Cómo vivir con ese dolor y qué se hace, se siente y se piensa en ese proceso es lo que nos comparte Lyuba con una narración que me pareció totalmente auténtica. Un fragmento de su vida expuesto a los lectores, la de su vida y la de su marido, las penas de los niños, la familia y los amigos.
Lloré desde el inicio ante el derrumbe y el asombro, ante el duelo y el cuestionamiento angustiante de esta nueva vida, del cambio y del amor, o de la distancia, de los niños y los llantos ocultos, de las rabias contenidas y la sensación permanente de un dolor de haber perdido un paraíso y no poder recuperarlo...ahí nuevamente el llanto.
Solamente podría decir que me alejé un poco del relato por la inclusión de citas, que al principio me aportaron comprensión, luego me pareció excesivo y después pude entender el por qué de esta búsqueda de consuelo entre los libros de pérdida y dolor, porque esta era la terapia de la autora para sanar e intentar sobrellevar lo ocurrido, y ahí uno no puede más que empatizar y comprender algo que no ha vivido y que tampoco quisiéramos vivirlo.
"Me daba igual si rezaban, si prendían velas, cargaban piedras o le hablaban a la Pachamama; necesitaba fuerza de alguna parte, por que a mí no me quedaba mucho más que el miedo y la boca seca."
"Para mí, el mundo debía parar; seguir respirando y que las horas avanzaran me parecía hasta inmoral"
"Hoy, aquí, escribo sobre la muerte y el duelo. Sobre la fragilidad. Sobre lo sola que me siento, sin saber qué haré con esto, si será algo que guardaré en el armario o en un disco duro, o si dejaré que alguien más lo lea, activando el freno."

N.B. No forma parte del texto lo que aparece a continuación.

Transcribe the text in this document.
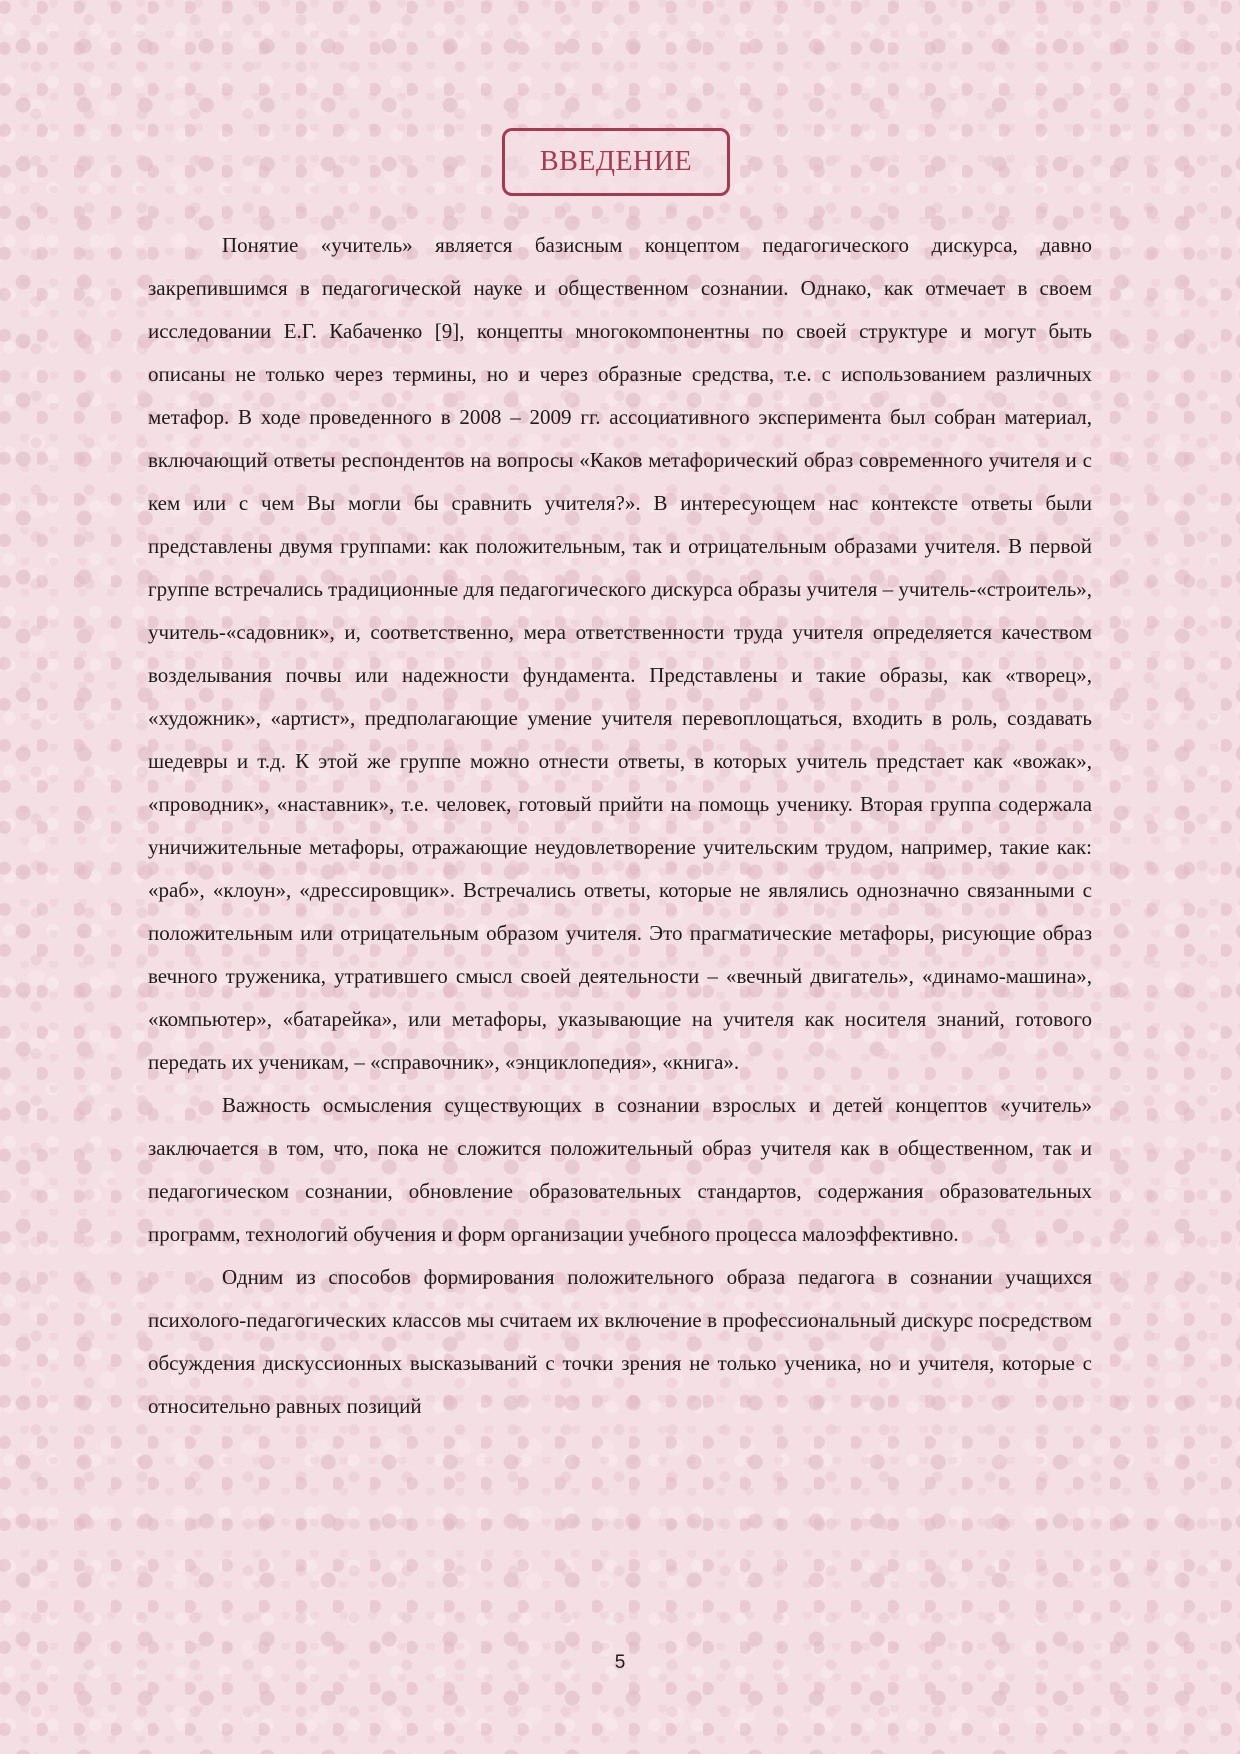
ВВЕДЕНИЕ

Понятие «учитель» является базисным концептом педагогического дискурса, давно закрепившимся в педагогической науке и общественном сознании. Однако, как отмечает в своем исследовании Е.Г. Кабаченко [9], концепты многокомпонентны по своей структуре и могут быть описаны не только через термины, но и через образные средства, т.е. с использованием различных метафор. В ходе проведенного в 2008 – 2009 гг. ассоциативного эксперимента был собран материал, включающий ответы респондентов на вопросы «Каков метафорический образ современного учителя и с кем или с чем Вы могли бы сравнить учителя?». В интересующем нас контексте ответы были представлены двумя группами: как положительным, так и отрицательным образами учителя. В первой группе встречались традиционные для педагогического дискурса образы учителя – учитель-«строитель», учитель-«садовник», и, соответственно, мера ответственности труда учителя определяется качеством возделывания почвы или надежности фундамента. Представлены и такие образы, как «творец», «художник», «артист», предполагающие умение учителя перевоплощаться, входить в роль, создавать шедевры и т.д. К этой же группе можно отнести ответы, в которых учитель предстает как «вожак», «проводник», «наставник», т.е. человек, готовый прийти на помощь ученику. Вторая группа содержала уничижительные метафоры, отражающие неудовлетворение учительским трудом, например, такие как: «раб», «клоун», «дрессировщик». Встречались ответы, которые не являлись однозначно связанными с положительным или отрицательным образом учителя. Это прагматические метафоры, рисующие образ вечного труженика, утратившего смысл своей деятельности – «вечный двигатель», «динамо-машина», «компьютер», «батарейка», или метафоры, указывающие на учителя как носителя знаний, готового передать их ученикам, – «справочник», «энциклопедия», «книга».

Важность осмысления существующих в сознании взрослых и детей концептов «учитель» заключается в том, что, пока не сложится положительный образ учителя как в общественном, так и педагогическом сознании, обновление образовательных стандартов, содержания образовательных программ, технологий обучения и форм организации учебного процесса малоэффективно.

Одним из способов формирования положительного образа педагога в сознании учащихся психолого-педагогических классов мы считаем их включение в профессиональный дискурс посредством обсуждения дискуссионных высказываний с точки зрения не только ученика, но и учителя, которые с относительно равных позиций

5
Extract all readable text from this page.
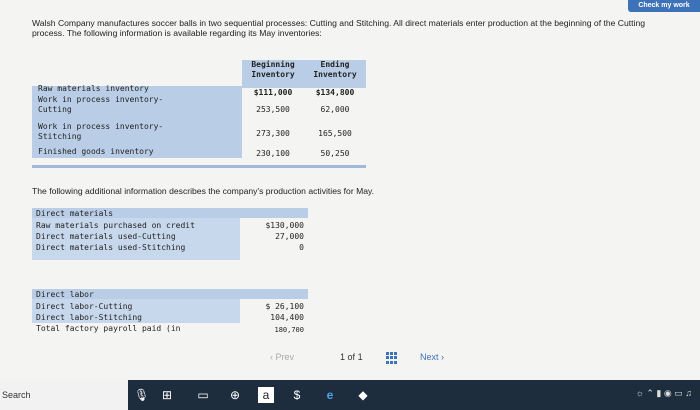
Check my work
Walsh Company manufactures soccer balls in two sequential processes: Cutting and Stitching. All direct materials enter production at the beginning of the Cutting process. The following information is available regarding its May inventories:
Beginning
Inventory
Ending
Inventory
Raw materials inventory	$111,000	$134,800
Work in process inventory-
Cutting	253,500	62,000
Work in process inventory-
Stitching	273,300	165,500
Finished goods inventory	230,100	50,250
The following additional information describes the company's production activities for May.
Direct materials
Raw materials purchased on credit	$130,000
Direct materials used-Cutting	27,000
Direct materials used-Stitching	0
Direct labor
Direct labor-Cutting	$ 26,100
Direct labor-Stitching	104,400
Total factory payroll paid (in	180,700
‹ Prev	1 of 1	Next ›
Search	🎙 ⊞ ▭ ⊕	a	$	e	◆	☼ ⌃ ▮ ◉ ▭ ♫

"A veces, cuando algo se cae y se quiebra, creemos que escribirlo, que darle forma, voz y otra vida, puede salvarlo, o salvarnos".
"Buscamos respuestas, rebobinamos, volvemos al presente, viajamos al pasado otra vez, frenamos la vida para reconstruir el evento traumático; detenemos el duelo y nos detenemos también, porque avanzar es aterrador."
"¿Y después? ¿Qué pasará después? Lo cierto es que no lo sé. Me ha dado vueltas largamente la pregunta sobre el futuro y nada, ese futuro no está, al menos ese que imaginé. Debimos ser felices en la vida que alguna vez dibujamos en nuestras cabezas, pero no podemos serlo ante un proyecto quebrado. No se puede y tal vez no sea bueno insistir en eso".